Neue Wege einer ökologischen Bekehrung
Unsere Erde ist Geschenk und Aufgabe. Weil alles zusammenhängt, sind auch Ökologie und soziale Gerechtigkeit aufs Engste miteinander verbunden. (Nr. 66) Die Synodenteilnehmer und -innen klagen den Raubbau und den Extraktivismus an, ebenso die Gier. Aufgrund der Würde des Menschen müssen die Christen deshalb Stellung beziehen. Es ist notwendig, alternative Wirtschaftsmodelle zu entwickeln und einen einfacheren Lebensstil zu leben.
Neue Wege einer synodalen Bekehrung
Hier betonen die Synodenteilnehmer und -innen die Würde der gemeinsamen Taufe.

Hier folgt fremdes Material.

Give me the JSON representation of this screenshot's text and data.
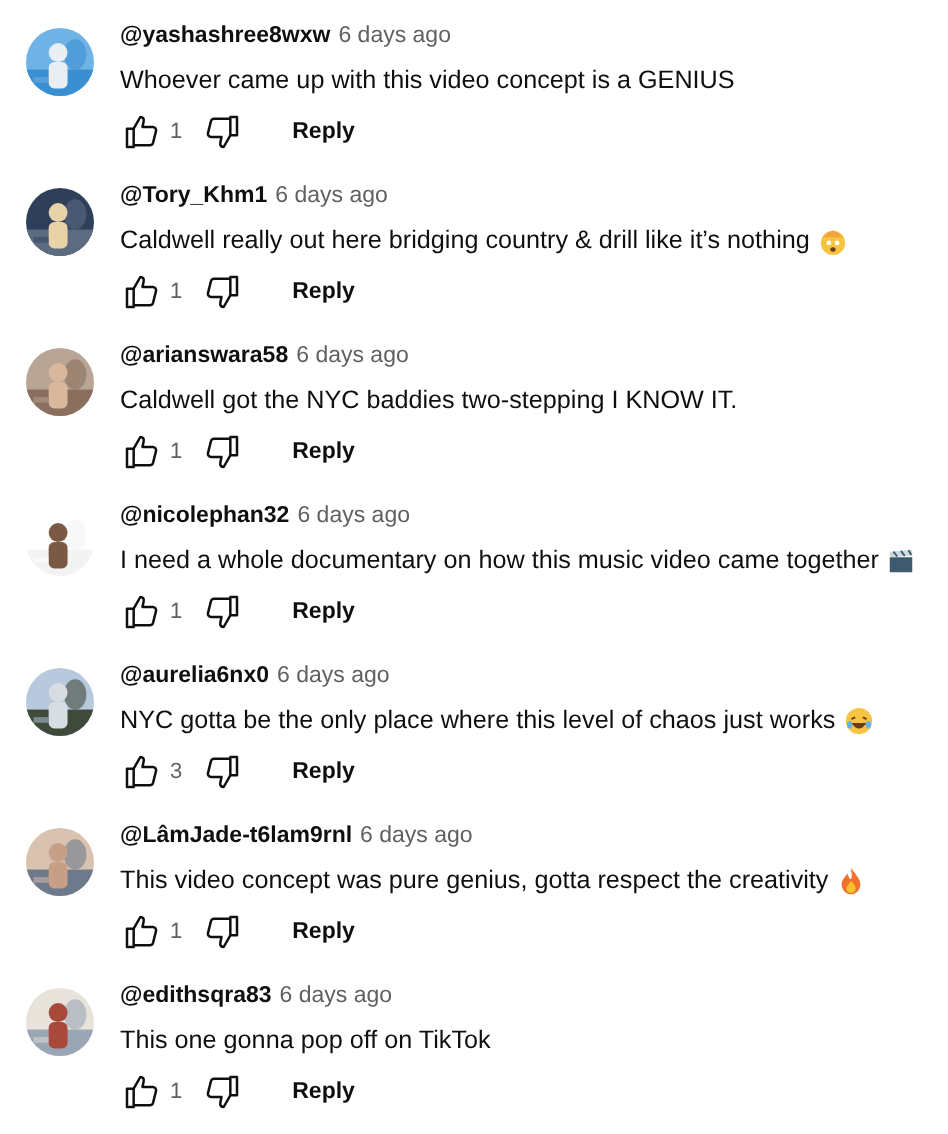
{
  "comments": [
    {
      "author": "@yashashree8wxw",
      "time": "6 days ago",
      "text": "Whoever came up with this video concept is a GENIUS",
      "likes": "1",
      "reply": "Reply"
    },
    {
      "author": "@Tory_Khm1",
      "time": "6 days ago",
      "text": "Caldwell really out here bridging country & drill like it’s nothing",
      "emoji": {
        "kind": "exploding-head"
      },
      "likes": "1",
      "reply": "Reply"
    },
    {
      "author": "@arianswara58",
      "time": "6 days ago",
      "text": "Caldwell got the NYC baddies two-stepping I KNOW IT.",
      "likes": "1",
      "reply": "Reply"
    },
    {
      "author": "@nicolephan32",
      "time": "6 days ago",
      "text": "I need a whole documentary on how this music video came together",
      "emoji": {
        "kind": "clapper"
      },
      "likes": "1",
      "reply": "Reply"
    },
    {
      "author": "@aurelia6nx0",
      "time": "6 days ago",
      "text": "NYC gotta be the only place where this level of chaos just works",
      "emoji": {
        "kind": "laughing"
      },
      "likes": "3",
      "reply": "Reply"
    },
    {
      "author": "@LâmJade-t6lam9rnl",
      "time": "6 days ago",
      "text": "This video concept was pure genius, gotta respect the creativity",
      "emoji": {
        "kind": "fire"
      },
      "likes": "1",
      "reply": "Reply"
    },
    {
      "author": "@edithsqra83",
      "time": "6 days ago",
      "text": "This one gonna pop off on TikTok",
      "likes": "1",
      "reply": "Reply"
    }
  ]
}
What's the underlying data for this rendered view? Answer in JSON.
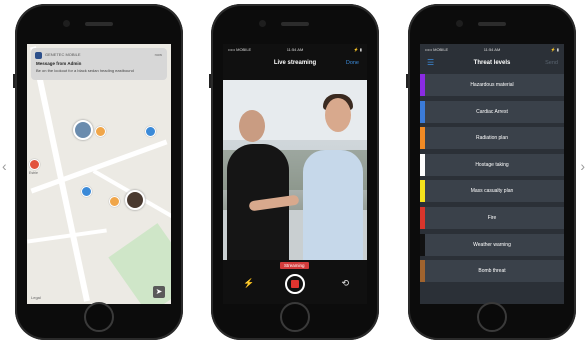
{
  "map_screen": {
    "notification": {
      "app": "GENETEC MOBILE",
      "time": "now",
      "title": "Message from Admin",
      "message": "Be on the lookout for a black sedan heading eastbound"
    },
    "legal": "Legal",
    "place_label": "Estrie"
  },
  "stream_screen": {
    "status": {
      "carrier": "••••• MOBILE",
      "time": "11:54 AM",
      "battery": "⚡ ▮"
    },
    "title": "Live streaming",
    "done_label": "Done",
    "streaming_badge": "Streaming"
  },
  "threat_screen": {
    "status": {
      "carrier": "••••• MOBILE",
      "time": "11:54 AM",
      "battery": "⚡ ▮"
    },
    "title": "Threat levels",
    "send_label": "Send",
    "items": [
      {
        "label": "Hazardous material",
        "color": "#8a2be2"
      },
      {
        "label": "Cardiac Arrest",
        "color": "#3b7bd8"
      },
      {
        "label": "Radiation plan",
        "color": "#f08a24"
      },
      {
        "label": "Hostage taking",
        "color": "#ffffff"
      },
      {
        "label": "Mass casualty plan",
        "color": "#f5e21c"
      },
      {
        "label": "Fire",
        "color": "#d9352b"
      },
      {
        "label": "Weather warning",
        "color": "#111111"
      },
      {
        "label": "Bomb threat",
        "color": "#a0632e"
      }
    ]
  }
}
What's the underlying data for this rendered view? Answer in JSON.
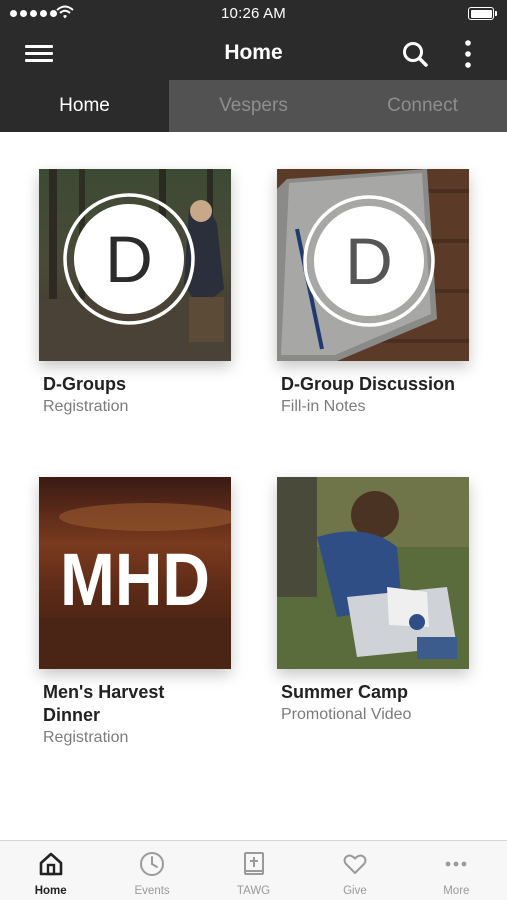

Synodale Kirche heißt, sich gemeinsam auf den Weg zu machen, und dabei ist es „notwendig eine Kultur des Dialogs zu stärken, des einander Zuhörens, der geistlichen Un-terscheidung, der Übereinstimmung und der Gemeinschaft um Räume und Verfahrensweisen von gemeinsamer Entscheidung zu finden und auf die pastoralen Herausforderungen zu antworten“. (Nr. 88) Dabei soll die Teilhabe für die Laien gestärkt und vergrößert werden. Weiters wollen sie Diens-te für Männer und Frauen, den Ständigen Diakonat der Frau, die Weihe von Ständigen Diakonen zu Priestern.
Die Synode für Amazonien setzt auf Bekehrung und neue Wege, damit die Frohe Botschaft Jesu heute befreiend wirkt und erfahren wird. Dafür braucht es neue Antworten. Auch wenn unser Kontext ganz anders ist als in Amazonien, so sind die angesprochenen Themen und Methoden für uns relevant. Es war eine weltkirchliche Synode, die anhand der konkreten Situation Amazoniens neue Wege erkundet hat – auch für uns.